L’ANSD a effectué une enquête sur les conditions de vie des ménages au Sénégal en 2018. Comment cette étude  a été élaborée ?

L’Enquête harmonisée sur les conditions de vie des ménages (EHCVM) est une enquête qui entre dans le cadre du programme des enquêtes réalisées dans la zone UEMOA (Ndlr : Union économique et monétaire ouest-africaine). Ce sont donc des enquêtes qui sont réalisées dans les pays membres de l’UEMOA pour apprécier les conditions de vie des populations et des ménages avec une méthodologie harmonisée dans les différents pays afin d’avoir des indicateurs qui sont comparables dans le temps et dans l’espace.

En termes d’effectifs, le document souligne que le nombre de pauvres a augmenté de 200 048 individus entre 2010-2011 et 2018-2019 au Sénégal. Avez-vous des explications sur cette augmentation ?

Au préalable, avant d’arriver sur ce nombre de pauvres qui a augmenté, il faut dire que le Sénégal a réalisé en 2010-2011 une enquête de suivi de la pauvreté. Et l’enquête harmonisée sur les conditions de vie des ménages qui est réalisée en 2018-2019 montre que le taux de pauvreté qui est sorti de cette enquête est de 37,8%. Si on compare ce taux à celui de 2010-2011, on a un taux de 42,8%. Ce qu’on peut dire à cet effet, c’est que le taux de pauvreté entre 2011 et 2018 a baissé de 5 points. Maintenant, avec cette baisse relative de la pauvreté effectivement entre 2011 et 2018, le nombre de pauvres est passé de 5 832 008 à 6 032 379. Ce qui correspond à une augmentation de 200 048 individus. Cette augmentation de l’effectif en réalité est une conséquence de l’effet démographique parce que parallèlement, quand on regarde l’effectif de la population, on voit qu’il a augmenté sur la période passant de 12 700 000 individus en 2011 à 15 967 000 personnes en 2018 soit une augmentation de 3 200 000 individus. C’est pour cette raison-là qu’on voit l’augmentation du nombre de pauvres en valeur absolue. Mais en valeur relative, la pauvreté a effectivement baisée entre 2011 et 2018.

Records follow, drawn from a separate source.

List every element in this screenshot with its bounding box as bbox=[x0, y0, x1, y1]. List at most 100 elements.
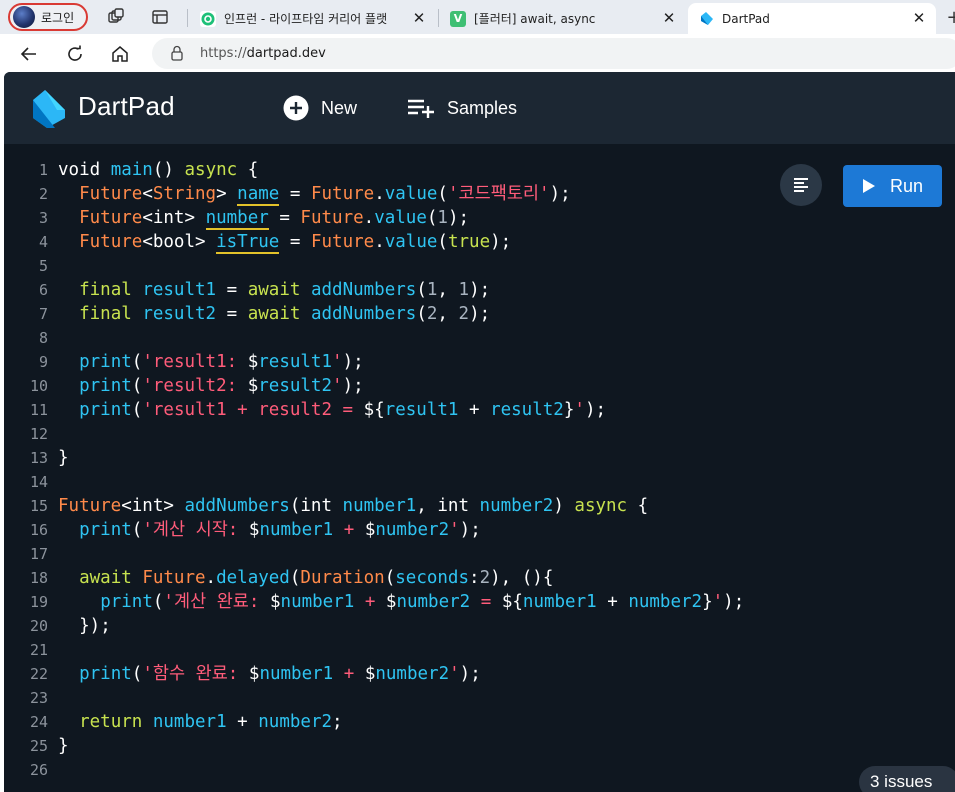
code-line: 26 bbox=[4, 758, 955, 782]
dart-favicon-icon bbox=[698, 11, 714, 27]
line-number: 10 bbox=[29, 377, 48, 395]
line-number: 3 bbox=[38, 209, 48, 227]
line-number: 2 bbox=[38, 185, 48, 203]
code-text: Future<String> name = Future.value('코드팩토… bbox=[79, 184, 571, 206]
dartpad-app: DartPad New Samples 1 void main() async {… bbox=[4, 72, 955, 792]
code-line: 22 print('함수 완료: $number1 + $number2'); bbox=[4, 662, 955, 686]
code-text: print('계산 시작: $number1 + $number2'); bbox=[79, 520, 481, 540]
code-text: Future<int> addNumbers(int number1, int … bbox=[58, 496, 649, 516]
code-line: 12 bbox=[4, 422, 955, 446]
line-number: 26 bbox=[29, 761, 48, 779]
code-text: print('result1: $result1'); bbox=[79, 352, 364, 372]
code-line: 15 Future<int> addNumbers(int number1, in… bbox=[4, 494, 955, 518]
code-line: 8 bbox=[4, 326, 955, 350]
code-text: final result1 = await addNumbers(1, 1); bbox=[79, 280, 491, 300]
code-text: await Future.delayed(Duration(seconds:2)… bbox=[79, 568, 554, 588]
line-number: 18 bbox=[29, 569, 48, 587]
code-line: 10 print('result2: $result2'); bbox=[4, 374, 955, 398]
collections-icon[interactable] bbox=[106, 7, 126, 27]
code-text: } bbox=[58, 736, 69, 756]
line-number: 1 bbox=[38, 161, 48, 179]
line-number: 14 bbox=[29, 473, 48, 491]
close-tab-icon[interactable]: ✕ bbox=[910, 9, 928, 27]
url-text: https://dartpad.dev bbox=[200, 46, 326, 61]
format-button[interactable] bbox=[780, 164, 822, 206]
line-number: 5 bbox=[38, 257, 48, 275]
line-number: 20 bbox=[29, 617, 48, 635]
line-number: 12 bbox=[29, 425, 48, 443]
code-line: 24 return number1 + number2; bbox=[4, 710, 955, 734]
code-line: 6 final result1 = await addNumbers(1, 1)… bbox=[4, 278, 955, 302]
home-icon[interactable] bbox=[109, 43, 131, 65]
line-number: 25 bbox=[29, 737, 48, 755]
playlist-add-icon bbox=[408, 99, 434, 118]
samples-button[interactable]: Samples bbox=[407, 94, 517, 122]
code-line: 11 print('result1 + result2 = ${result1 … bbox=[4, 398, 955, 422]
code-line: 18 await Future.delayed(Duration(seconds… bbox=[4, 566, 955, 590]
velog-favicon-icon: V bbox=[450, 10, 466, 27]
format-align-left-icon bbox=[794, 178, 808, 192]
code-text: return number1 + number2; bbox=[79, 712, 343, 732]
code-line: 16 print('계산 시작: $number1 + $number2'); bbox=[4, 518, 955, 542]
url-host: dartpad.dev bbox=[246, 46, 326, 61]
line-number: 19 bbox=[29, 593, 48, 611]
code-line: 9 print('result1: $result1'); bbox=[4, 350, 955, 374]
back-icon[interactable] bbox=[18, 43, 40, 65]
line-number: 4 bbox=[38, 233, 48, 251]
play-icon bbox=[862, 179, 875, 193]
tab-separator bbox=[187, 9, 188, 27]
line-number: 23 bbox=[29, 689, 48, 707]
code-line: 4 Future<bool> isTrue = Future.value(tru… bbox=[4, 230, 955, 254]
code-line: 5 bbox=[4, 254, 955, 278]
line-number: 13 bbox=[29, 449, 48, 467]
url-field[interactable]: https://dartpad.dev bbox=[152, 38, 955, 69]
tab-inflearn[interactable]: 인프런 - 라이프타임 커리어 플랫 ✕ bbox=[192, 3, 436, 34]
code-text: Future<bool> isTrue = Future.value(true)… bbox=[79, 232, 512, 254]
close-tab-icon[interactable]: ✕ bbox=[410, 9, 428, 27]
add-circle-icon bbox=[283, 95, 309, 121]
tab-title: [플러터] await, async bbox=[474, 12, 596, 26]
samples-button-label: Samples bbox=[447, 97, 518, 118]
code-text: print('함수 완료: $number1 + $number2'); bbox=[79, 664, 481, 684]
close-tab-icon[interactable]: ✕ bbox=[660, 9, 678, 27]
line-number: 8 bbox=[38, 329, 48, 347]
dartpad-header: DartPad New Samples bbox=[4, 72, 955, 144]
issues-badge[interactable]: 3 issues bbox=[859, 766, 955, 792]
inflearn-favicon-icon bbox=[200, 10, 216, 27]
lock-icon[interactable] bbox=[170, 45, 184, 65]
tab-title: 인프런 - 라이프타임 커리어 플랫 bbox=[224, 12, 388, 26]
url-prefix: https:// bbox=[200, 46, 247, 61]
code-text: } bbox=[58, 448, 69, 468]
tab-flutter-await[interactable]: V [플러터] await, async ✕ bbox=[442, 3, 686, 34]
vertical-tabs-icon[interactable] bbox=[150, 7, 170, 27]
code-line: 17 bbox=[4, 542, 955, 566]
avatar bbox=[13, 6, 35, 28]
code-editor[interactable]: 1 void main() async { 2 Future<String> nam… bbox=[4, 144, 955, 792]
code-line: 21 bbox=[4, 638, 955, 662]
new-button[interactable]: New bbox=[283, 94, 357, 122]
code-text: Future<int> number = Future.value(1); bbox=[79, 208, 470, 230]
profile-button[interactable]: 로그인 bbox=[8, 3, 88, 31]
address-bar: https://dartpad.dev bbox=[0, 34, 955, 72]
code-line: 23 bbox=[4, 686, 955, 710]
code-text: void main() async { bbox=[58, 160, 259, 180]
code-text: print('result1 + result2 = ${result1 + r… bbox=[79, 400, 607, 420]
tab-dartpad[interactable]: DartPad ✕ bbox=[688, 3, 936, 34]
line-number: 21 bbox=[29, 641, 48, 659]
line-number: 17 bbox=[29, 545, 48, 563]
new-tab-icon[interactable]: + bbox=[944, 7, 955, 28]
tab-title: DartPad bbox=[722, 11, 770, 26]
code-line: 13} bbox=[4, 446, 955, 470]
line-number: 11 bbox=[29, 401, 48, 419]
code-line: 14 bbox=[4, 470, 955, 494]
code-text: final result2 = await addNumbers(2, 2); bbox=[79, 304, 491, 324]
line-number: 9 bbox=[38, 353, 48, 371]
run-button[interactable]: Run bbox=[843, 165, 942, 207]
dart-logo-icon[interactable] bbox=[25, 88, 67, 134]
app-title: DartPad bbox=[78, 91, 175, 121]
line-number: 6 bbox=[38, 281, 48, 299]
code-text: print('계산 완료: $number1 + $number2 = ${nu… bbox=[100, 592, 745, 612]
run-button-label: Run bbox=[889, 175, 924, 196]
code-line: 25} bbox=[4, 734, 955, 758]
refresh-icon[interactable] bbox=[64, 43, 86, 65]
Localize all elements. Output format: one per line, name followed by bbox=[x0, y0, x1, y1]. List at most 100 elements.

Une autre baisse, c’est celle relative à l’extrême pauvreté et surtout en zone rurale.     

L’extrême pauvreté a bien sûr baissée. Cette tendance est observée aussi bien en milieu rural qu’en milieu urbain. Pour ces indicateurs, le milieu rural a enregistré une baisse. Ça veut dire, en termes de précarité, le nombre de personnes qui vivaient dans l’extrême pauvreté a baissé si on fait une comparaison entre 2011 et 2018. Ce qui pourrait être entre autre expliqué par des programmes d’intervention.

La région de Sédhiou est la plus touchée par cette pauvreté. Quels ont été les critères de définition de cette pauvreté ?

Pour mesurer la pauvreté, il y a un travail préalable. C’est-à-dire après la collecte de données, il y a un travail de traitement de données qui se fait et on détermine un seuil de pauvreté. Le seuil, c’est une valeur qu’on détermine et tous les ménages qui auront une consommation inférieure à ce seuil sont considérés comme étant pauvres. Ce seuil est déterminé pour être appliqué sur tout le territoire national raison pour laquelle effectivement, on constate que, si on fait référence à ce seuil qui est un élément de comparaison, on constate que les taux de pauvreté sont plus élevés, c’est-à-dire, en termes de valeur relative, les taux de pauvreté sont plus élevés dans la région de Sédhiou comparativement aux autres régions.